Electronic Design

Low-Voltage Series Reference Draws Only 2.4 μA

For systems with miniscule power budgets, implementing a low-power voltage reference involves many compromises. One design option is the low-voltage shunt reference. Available since the birth of the bandgap cell, this device traditionally operates with less current than a series reference. The shunt reference offers flexibility in its bias and application. Yet it can sink or source only modest currents. Using a series reference can provide improved sink/source capability, but this choice would incur the penalty of a tenfold increase in supply current.

This circuit combines the low power consumption of a shunt reference with series-reference performance (see the figure). As a result, it yields an ultra-low-power series reference with excellent line and load regulation. At the heart of this circuit is a 1-µA, 1.25-V shunt reference (U1). Bias current for this shunt reference comes di-rectly from the amplified reference voltage, virtually eliminating line-regulation error.
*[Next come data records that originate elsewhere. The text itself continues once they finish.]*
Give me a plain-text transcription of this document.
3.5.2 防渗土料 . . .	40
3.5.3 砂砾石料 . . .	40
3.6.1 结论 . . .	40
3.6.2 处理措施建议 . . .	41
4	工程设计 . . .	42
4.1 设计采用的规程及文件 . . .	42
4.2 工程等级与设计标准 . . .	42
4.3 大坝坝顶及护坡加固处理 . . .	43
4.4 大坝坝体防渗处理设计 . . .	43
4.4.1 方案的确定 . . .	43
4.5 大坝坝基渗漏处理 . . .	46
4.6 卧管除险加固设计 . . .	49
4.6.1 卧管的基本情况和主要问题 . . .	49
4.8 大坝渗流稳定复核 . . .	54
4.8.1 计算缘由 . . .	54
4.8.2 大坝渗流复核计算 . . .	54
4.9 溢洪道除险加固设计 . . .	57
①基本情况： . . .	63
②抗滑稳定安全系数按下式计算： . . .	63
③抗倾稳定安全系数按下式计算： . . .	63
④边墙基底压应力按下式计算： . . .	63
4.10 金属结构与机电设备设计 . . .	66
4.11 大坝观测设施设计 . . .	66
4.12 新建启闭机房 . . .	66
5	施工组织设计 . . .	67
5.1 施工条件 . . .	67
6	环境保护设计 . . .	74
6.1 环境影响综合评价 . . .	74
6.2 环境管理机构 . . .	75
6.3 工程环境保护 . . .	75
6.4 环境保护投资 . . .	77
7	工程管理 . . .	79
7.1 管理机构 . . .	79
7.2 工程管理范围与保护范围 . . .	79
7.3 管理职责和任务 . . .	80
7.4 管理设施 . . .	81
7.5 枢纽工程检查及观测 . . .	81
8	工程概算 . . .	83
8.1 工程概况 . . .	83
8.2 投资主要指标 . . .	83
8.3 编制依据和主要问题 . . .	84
Be-cause the op amp (U2) supplies the load current, load regulation is greatly improved compared to designs using resistively biased bandgap references.

A low supply current is the most important attribute of this op-amp/shunt-reference configuration. The total supply current for U1 and U2 is 2.4 µA, including the current in the feedback network. While this network sets the output to 2.0 V, it can easily be adjusted for other voltages.

The circuit sinks and sources current quite well. Line regulation is 90 dB from VIN = 2.2 V to 5.5 V. Load regulation (with VIN = 2.5 V) is 1 µV per 10 µA of output current. The total supply current is 2.4 µA, independent of the supply voltage. This performance greatly exceeds that of existing series references, whose minimum supply currents are 10 µA and above.